Following the ruling of the Court of Justice of the European Union (CJEU), Geoffrey Hobbs QC has now given his decision on the appeal brought by the Chartered Institute of Patent Attorneys (CIPA) against the refusal of the Registrar of Trade Marks to register the word mark IP translator in the UK, based on the guidance given by the CJEU.


CIPA’s trade mark application for “education; providing of training; entertainment; sporting and cultural activities” in class 41 of the Nice Classification was originally refused by the UKIPO on the basis that such wording which consisted of the class 41 class heading could and should be interpreted to include all the services in that class. Since translation services is a sub-class listed in class 41 of the Nice Classification, the mark “IP translator” could not be registered because it was descriptive and there was no evidence that the mark had acquired a distinctive character through use in relation to translation services.

CIPA appealed and a reference was made to the CJEU.

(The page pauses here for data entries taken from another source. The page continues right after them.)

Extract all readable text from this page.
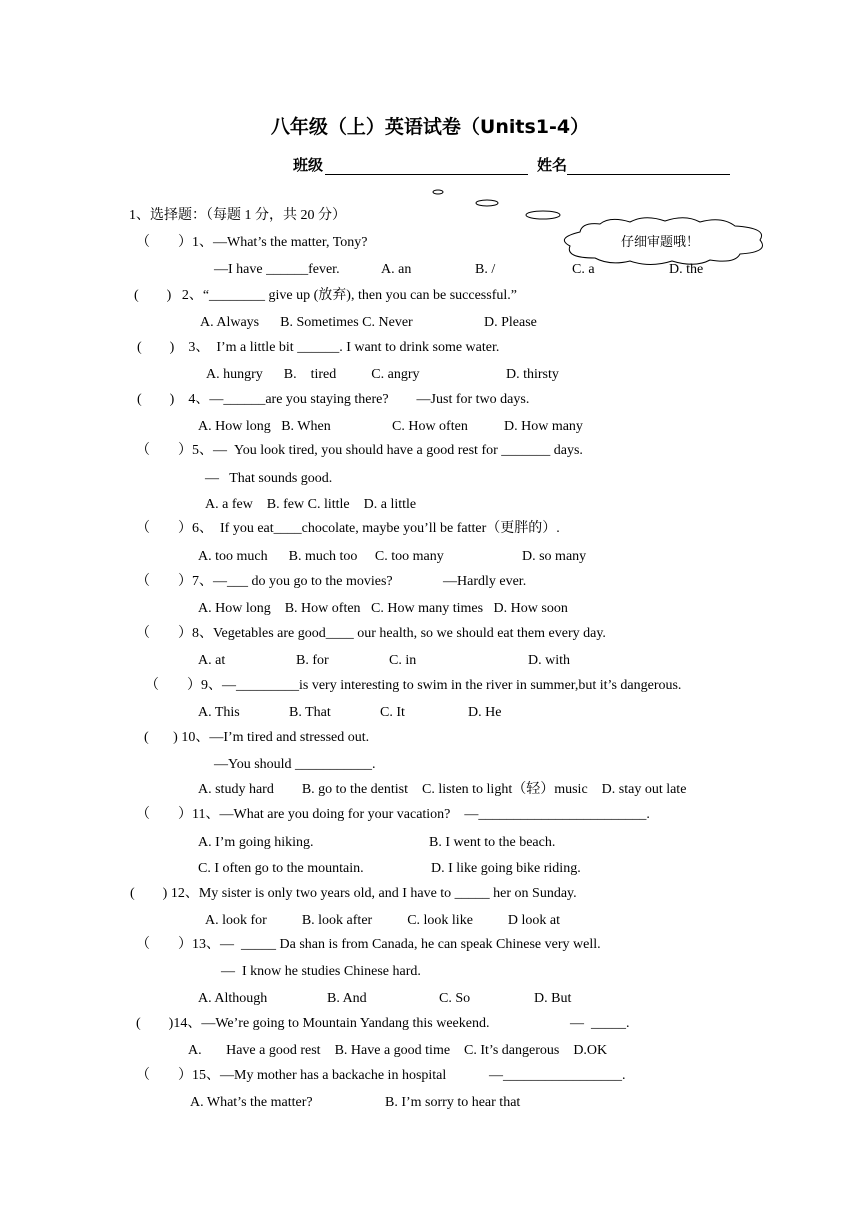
八年级（上）英语试卷（Units1-4）
班级	姓名
仔细审题哦！
1、选择题：（每题 1 分，共 20 分）
（        ）1、—What’s the matter, Tony?
—I have ______fever.	A. an	B. /	C. a	D. the
(        )   2、“________ give up (放弃), then you can be successful.”
A. Always      B. Sometimes C. Never	D. Please
(        )    3、  I’m a little bit ______. I want to drink some water.
A. hungry      B.    tired          C. angry	D. thirsty
(        )    4、—______are you staying there?        —Just for two days.
A. How long   B. When	C. How often	D. How many
（        ）5、—  You look tired, you should have a good rest for _______ days.
—   That sounds good.
A. a few    B. few C. little    D. a little
（        ）6、  If you eat____chocolate, maybe you’ll be fatter（更胖的）.
A. too much      B. much too     C. too many	D. so many
（        ）7、—___ do you go to the movies?	—Hardly ever.
A. How long    B. How often   C. How many times   D. How soon
（        ）8、Vegetables are good____ our health, so we should eat them every day.
A. at	B. for	C. in	D. with
（        ）9、—_________is very interesting to swim in the river in summer,but it’s dangerous.
A. This	B. That	C. It	D. He
(       ) 10、—I’m tired and stressed out.
—You should ___________.
A. study hard        B. go to the dentist    C. listen to light（轻）music    D. stay out late
（        ）11、—What are you doing for your vacation?    —________________________.
A. I’m going hiking.	B. I went to the beach.
C. I often go to the mountain.	D. I like going bike riding.
(        ) 12、My sister is only two years old, and I have to _____ her on Sunday.
A. look for          B. look after          C. look like          D look at
（        ）13、—  _____ Da shan is from Canada, he can speak Chinese very well.
—  I know he studies Chinese hard.
A. Although	B. And	C. So	D. But
(        )14、—We’re going to Mountain Yandang this weekend.	—  _____.
A.       Have a good rest    B. Have a good time    C. It’s dangerous    D.OK
（        ）15、—My mother has a backache in hospital	—_________________.
A. What’s the matter?	B. I’m sorry to hear that
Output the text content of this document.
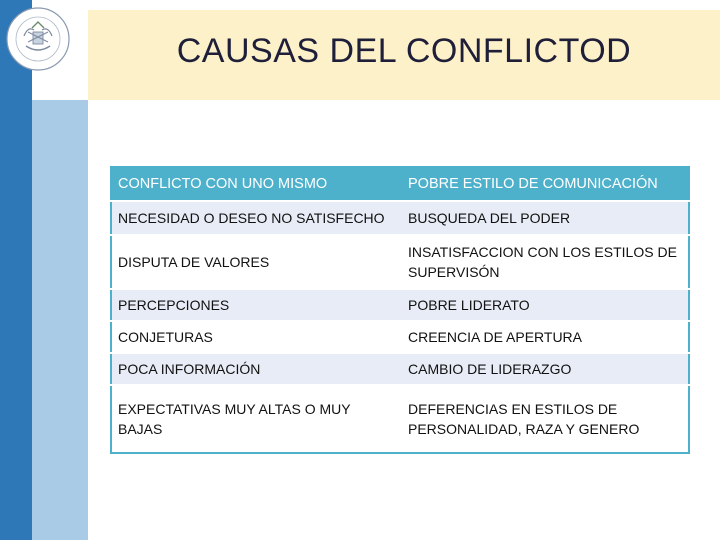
CAUSAS DEL CONFLICTOD
CONFLICTO CON UNO MISMO	POBRE ESTILO DE COMUNICACIÓN
NECESIDAD O DESEO NO SATISFECHO	BUSQUEDA DEL PODER
DISPUTA DE VALORES	INSATISFACCION CON LOS ESTILOS DE SUPERVISÓN
PERCEPCIONES	POBRE LIDERATO
CONJETURAS	CREENCIA DE APERTURA
POCA INFORMACIÓN	CAMBIO DE LIDERAZGO
EXPECTATIVAS MUY ALTAS O MUY BAJAS	DEFERENCIAS EN ESTILOS DE PERSONALIDAD, RAZA Y GENERO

The CJEU ruled that there is a legal requirement for the various goods and services covered by a trade mark application to be identified by the applicant with clarity and precision. In practice this means that an applicant for a national trade mark who uses all the general indications of a particular class heading of the Nice Classification to identify the goods or services for which the trade mark is sought must specify whether the application for registration is intended to cover all the goods or services included in the alphabetical list of that class or only some of those goods or services. If the application concerns only some of those goods or services, the applicant is required to specify which of the goods or services in that class are intended to be covered.

Current position

Geoffrey Hobbs QC has now applied the CJEU’s ruling and given his decision. In doing so, the original decision of the UKIPO to refuse the application was set aside and the application was remitted back to the UKIPO. A direction was also given that CIPA must confirm that the words of identification of the services for which it sought registration did not seek to cover anything which did not fall within the natural and ordinary meaning of those words as written and recorded in the application. The trade mark application will now be processed further by the UKIPO in the usual way.